Dal Vangelo di Giovanni, in cui Gesù dice alla folla che lo cerca dopo la moltiplicazione dei pani e dei pesci “Io sono il pane di vita”, monsignor Caiazzo ha ricordato che “posso avere tutto dalla vita ma non essere felice perché non mi basta quello che ho”. Di fronte all’atteggiamento della folla, “Gesù ci dice che c’è un bisogno più grande, che è il bisogno di Dio”.

“Fare la comunione per cambiare la mia esistenza”

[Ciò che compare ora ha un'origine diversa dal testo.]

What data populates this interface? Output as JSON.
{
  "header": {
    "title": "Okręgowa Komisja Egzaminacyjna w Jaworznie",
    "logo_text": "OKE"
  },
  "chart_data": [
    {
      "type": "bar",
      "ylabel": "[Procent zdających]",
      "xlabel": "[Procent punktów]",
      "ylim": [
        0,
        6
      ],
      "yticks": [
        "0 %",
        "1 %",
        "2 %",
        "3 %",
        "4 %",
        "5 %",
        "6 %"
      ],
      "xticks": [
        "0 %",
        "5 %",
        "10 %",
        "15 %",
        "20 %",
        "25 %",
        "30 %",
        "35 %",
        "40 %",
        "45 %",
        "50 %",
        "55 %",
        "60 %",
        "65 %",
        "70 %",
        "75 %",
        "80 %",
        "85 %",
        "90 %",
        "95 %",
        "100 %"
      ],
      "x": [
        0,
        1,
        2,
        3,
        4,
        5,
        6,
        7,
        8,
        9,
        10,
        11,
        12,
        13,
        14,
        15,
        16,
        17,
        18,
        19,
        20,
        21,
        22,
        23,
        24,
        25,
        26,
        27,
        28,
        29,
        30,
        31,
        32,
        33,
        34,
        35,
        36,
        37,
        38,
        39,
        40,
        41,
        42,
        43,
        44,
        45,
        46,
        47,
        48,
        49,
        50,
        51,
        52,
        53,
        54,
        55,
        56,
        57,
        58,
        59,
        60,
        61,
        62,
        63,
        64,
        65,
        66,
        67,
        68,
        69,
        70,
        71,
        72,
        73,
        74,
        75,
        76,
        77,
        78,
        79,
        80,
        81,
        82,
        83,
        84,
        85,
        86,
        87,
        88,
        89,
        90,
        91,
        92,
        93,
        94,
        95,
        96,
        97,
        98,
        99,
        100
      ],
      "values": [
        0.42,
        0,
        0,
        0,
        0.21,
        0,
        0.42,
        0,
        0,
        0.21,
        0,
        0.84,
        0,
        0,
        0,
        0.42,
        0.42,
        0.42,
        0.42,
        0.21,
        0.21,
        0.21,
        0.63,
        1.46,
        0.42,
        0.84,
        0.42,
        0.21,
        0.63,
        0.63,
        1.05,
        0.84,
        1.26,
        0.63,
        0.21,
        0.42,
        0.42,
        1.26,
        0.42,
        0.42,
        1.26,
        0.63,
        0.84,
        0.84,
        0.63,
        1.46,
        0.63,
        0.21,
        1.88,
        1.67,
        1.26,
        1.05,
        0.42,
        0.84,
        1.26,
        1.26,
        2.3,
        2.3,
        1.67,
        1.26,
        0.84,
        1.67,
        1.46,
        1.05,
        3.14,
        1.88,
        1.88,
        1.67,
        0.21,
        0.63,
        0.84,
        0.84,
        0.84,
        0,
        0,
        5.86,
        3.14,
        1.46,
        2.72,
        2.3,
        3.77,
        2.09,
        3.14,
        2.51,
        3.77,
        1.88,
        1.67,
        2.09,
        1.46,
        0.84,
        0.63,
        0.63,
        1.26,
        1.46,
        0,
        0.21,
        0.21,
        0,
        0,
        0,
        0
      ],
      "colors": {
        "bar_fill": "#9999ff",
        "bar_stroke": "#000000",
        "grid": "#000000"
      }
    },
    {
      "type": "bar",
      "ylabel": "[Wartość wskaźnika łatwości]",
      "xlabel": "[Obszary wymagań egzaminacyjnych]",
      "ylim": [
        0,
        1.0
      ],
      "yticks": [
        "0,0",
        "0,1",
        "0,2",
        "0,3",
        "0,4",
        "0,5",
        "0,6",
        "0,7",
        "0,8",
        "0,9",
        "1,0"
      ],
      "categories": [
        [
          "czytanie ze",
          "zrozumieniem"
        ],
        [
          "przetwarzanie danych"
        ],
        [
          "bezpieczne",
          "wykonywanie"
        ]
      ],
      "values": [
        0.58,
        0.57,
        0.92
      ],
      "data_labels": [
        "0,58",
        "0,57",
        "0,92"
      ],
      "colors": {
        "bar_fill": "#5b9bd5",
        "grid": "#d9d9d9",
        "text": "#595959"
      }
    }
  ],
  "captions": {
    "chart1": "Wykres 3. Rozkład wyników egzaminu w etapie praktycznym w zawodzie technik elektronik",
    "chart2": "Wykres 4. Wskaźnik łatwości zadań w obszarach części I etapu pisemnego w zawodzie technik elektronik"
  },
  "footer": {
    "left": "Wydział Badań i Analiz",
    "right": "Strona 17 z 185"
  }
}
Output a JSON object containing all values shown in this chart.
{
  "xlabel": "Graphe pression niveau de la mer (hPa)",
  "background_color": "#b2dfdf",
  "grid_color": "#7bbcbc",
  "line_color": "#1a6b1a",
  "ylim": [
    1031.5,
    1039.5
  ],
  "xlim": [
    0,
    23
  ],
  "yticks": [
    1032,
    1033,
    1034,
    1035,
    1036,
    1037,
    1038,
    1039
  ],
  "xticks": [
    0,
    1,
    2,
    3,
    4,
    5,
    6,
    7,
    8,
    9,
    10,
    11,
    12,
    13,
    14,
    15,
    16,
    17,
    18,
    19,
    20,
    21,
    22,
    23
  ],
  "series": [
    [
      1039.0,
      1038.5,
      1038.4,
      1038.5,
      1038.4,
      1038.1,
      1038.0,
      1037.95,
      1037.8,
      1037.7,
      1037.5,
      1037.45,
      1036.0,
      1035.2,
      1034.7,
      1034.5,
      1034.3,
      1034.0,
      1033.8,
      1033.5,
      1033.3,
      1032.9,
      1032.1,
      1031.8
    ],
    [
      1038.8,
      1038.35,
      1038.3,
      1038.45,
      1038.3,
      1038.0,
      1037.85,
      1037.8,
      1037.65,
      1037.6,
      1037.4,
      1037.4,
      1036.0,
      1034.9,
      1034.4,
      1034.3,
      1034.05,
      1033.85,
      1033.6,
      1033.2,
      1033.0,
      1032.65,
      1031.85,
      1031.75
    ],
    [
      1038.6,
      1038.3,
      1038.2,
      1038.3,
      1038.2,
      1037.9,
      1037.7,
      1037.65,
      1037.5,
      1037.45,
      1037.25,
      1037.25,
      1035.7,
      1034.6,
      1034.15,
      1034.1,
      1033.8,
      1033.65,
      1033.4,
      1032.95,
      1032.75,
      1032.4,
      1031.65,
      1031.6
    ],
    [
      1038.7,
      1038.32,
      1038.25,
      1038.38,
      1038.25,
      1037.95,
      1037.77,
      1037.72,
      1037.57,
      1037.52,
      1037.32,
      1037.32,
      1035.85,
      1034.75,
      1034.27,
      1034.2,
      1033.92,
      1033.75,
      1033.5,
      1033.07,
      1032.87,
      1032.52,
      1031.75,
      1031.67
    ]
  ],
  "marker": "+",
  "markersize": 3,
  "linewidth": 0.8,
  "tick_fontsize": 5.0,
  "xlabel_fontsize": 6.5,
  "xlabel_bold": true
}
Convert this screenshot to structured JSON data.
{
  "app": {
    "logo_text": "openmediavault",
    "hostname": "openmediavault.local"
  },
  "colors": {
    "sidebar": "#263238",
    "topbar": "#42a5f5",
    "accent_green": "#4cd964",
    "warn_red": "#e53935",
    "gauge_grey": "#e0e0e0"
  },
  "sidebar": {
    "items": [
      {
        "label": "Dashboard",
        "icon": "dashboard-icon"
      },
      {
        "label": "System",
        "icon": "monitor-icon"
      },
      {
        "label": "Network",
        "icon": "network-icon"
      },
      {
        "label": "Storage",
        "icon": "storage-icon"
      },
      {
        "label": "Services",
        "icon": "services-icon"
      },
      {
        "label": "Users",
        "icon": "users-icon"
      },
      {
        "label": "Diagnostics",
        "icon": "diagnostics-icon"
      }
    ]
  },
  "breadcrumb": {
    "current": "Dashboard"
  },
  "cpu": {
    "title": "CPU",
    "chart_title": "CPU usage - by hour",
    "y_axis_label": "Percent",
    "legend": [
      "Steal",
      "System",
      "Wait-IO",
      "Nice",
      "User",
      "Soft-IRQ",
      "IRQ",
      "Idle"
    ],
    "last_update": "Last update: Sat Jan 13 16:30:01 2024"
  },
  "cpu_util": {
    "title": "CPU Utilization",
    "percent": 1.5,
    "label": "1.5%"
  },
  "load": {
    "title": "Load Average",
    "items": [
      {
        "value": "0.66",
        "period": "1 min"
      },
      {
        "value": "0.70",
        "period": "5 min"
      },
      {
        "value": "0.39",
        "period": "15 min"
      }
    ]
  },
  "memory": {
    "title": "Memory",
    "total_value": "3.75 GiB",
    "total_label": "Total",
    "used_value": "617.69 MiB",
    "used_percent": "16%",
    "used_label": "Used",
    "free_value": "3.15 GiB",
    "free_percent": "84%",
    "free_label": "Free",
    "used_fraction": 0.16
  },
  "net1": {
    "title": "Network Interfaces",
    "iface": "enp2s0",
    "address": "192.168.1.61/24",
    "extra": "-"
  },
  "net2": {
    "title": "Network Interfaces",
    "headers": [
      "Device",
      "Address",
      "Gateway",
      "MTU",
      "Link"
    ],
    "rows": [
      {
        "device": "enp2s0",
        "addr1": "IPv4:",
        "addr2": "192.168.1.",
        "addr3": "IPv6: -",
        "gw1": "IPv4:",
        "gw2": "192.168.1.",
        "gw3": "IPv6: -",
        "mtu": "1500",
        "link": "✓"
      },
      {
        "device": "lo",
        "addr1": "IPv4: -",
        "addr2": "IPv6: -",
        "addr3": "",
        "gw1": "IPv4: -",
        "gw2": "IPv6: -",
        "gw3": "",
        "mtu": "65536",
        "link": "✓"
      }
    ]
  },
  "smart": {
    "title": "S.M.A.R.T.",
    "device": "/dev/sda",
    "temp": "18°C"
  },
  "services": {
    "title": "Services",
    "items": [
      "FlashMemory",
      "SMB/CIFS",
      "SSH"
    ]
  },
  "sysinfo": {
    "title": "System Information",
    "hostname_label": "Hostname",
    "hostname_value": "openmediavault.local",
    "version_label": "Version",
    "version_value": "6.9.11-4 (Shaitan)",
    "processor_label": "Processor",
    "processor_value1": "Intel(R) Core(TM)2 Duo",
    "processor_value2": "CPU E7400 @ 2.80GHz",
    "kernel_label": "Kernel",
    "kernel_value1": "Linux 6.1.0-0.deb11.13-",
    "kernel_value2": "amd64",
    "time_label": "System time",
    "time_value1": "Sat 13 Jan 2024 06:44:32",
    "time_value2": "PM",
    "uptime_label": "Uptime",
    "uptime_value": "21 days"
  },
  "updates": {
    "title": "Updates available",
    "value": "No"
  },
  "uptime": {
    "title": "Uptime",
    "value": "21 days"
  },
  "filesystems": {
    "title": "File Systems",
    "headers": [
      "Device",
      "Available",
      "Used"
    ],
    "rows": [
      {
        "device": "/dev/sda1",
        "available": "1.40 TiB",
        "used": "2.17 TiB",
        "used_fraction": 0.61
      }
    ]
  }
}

“Noi veniamo a Messa e facciamo la comunione – ha proseguito il presule -. Siamo talmente abituati a ricevere la comunione che non ci accorgiamo che stiamo ricevendo Gesù Cristo, che non ci rendiamo conto che la nostra carne, da quella particola che è il Corpo di Cristo, viene trasformata” con il rischio “di tornare a casa tali e quali come siamo arrivati, o forse peggio”. Il presule ha poi sottolineato che “fare la comunione significa che ho ricevuto Gesù Cristo ed entro in comunione con lui, con i fratelli e anche con la Chiesa celeste, con i nostri santi, con coloro che non sono più in mezzo a noi. Vivere la comunione significa vivere il tempo presente con la consapevolezza che ogni celebrazione eucaristica a cui partecipo contribuisce a cambiare la mia esistenza“.

“Il “si è sempre fatto così” non serve”
Monsignor Caiazzo hai poi sollecitato i presenti: “Posso essere vescovo, sacerdote, diacono, posso far parte dell’Arciconfraternita, posso essere sindaco o comandante dei Carabinieri, ma non mi serve a niente se non entro in questa comunione, se non vivo questo desiderio di Dio e se non lascio che lui trasformi la mia carne”. Questo, ha aggiunto “significa trasformare il mio modo di pensare, di ragionare e di guardare le cose in maniera diversa”. Un riferimento quindi al “si è sempre fatto così e bisogna continuare a fare sempre così. Non è vero. Dov’è scritto?”, si è chiesto il vescovo. “La tradizione se non cambia il cuore non serve, ma se la tradizione cambia il cuore, allora anche ricordare il miracolo (della vitella, ndr) a distanza di 532 anni ha senso perché rimanda al miracolo più grande” che è quello eucaristico. Così, durante la Messa, ha concluso la sua riflessione il presule, ci inginocchieremo davanti alla “presenza reale di Cristo nelle specie del pane e del vino che, attraverso l’imposizione delle mani, invocando lo Spirito Santo, diventeranno corpo e sangue di Gesù“.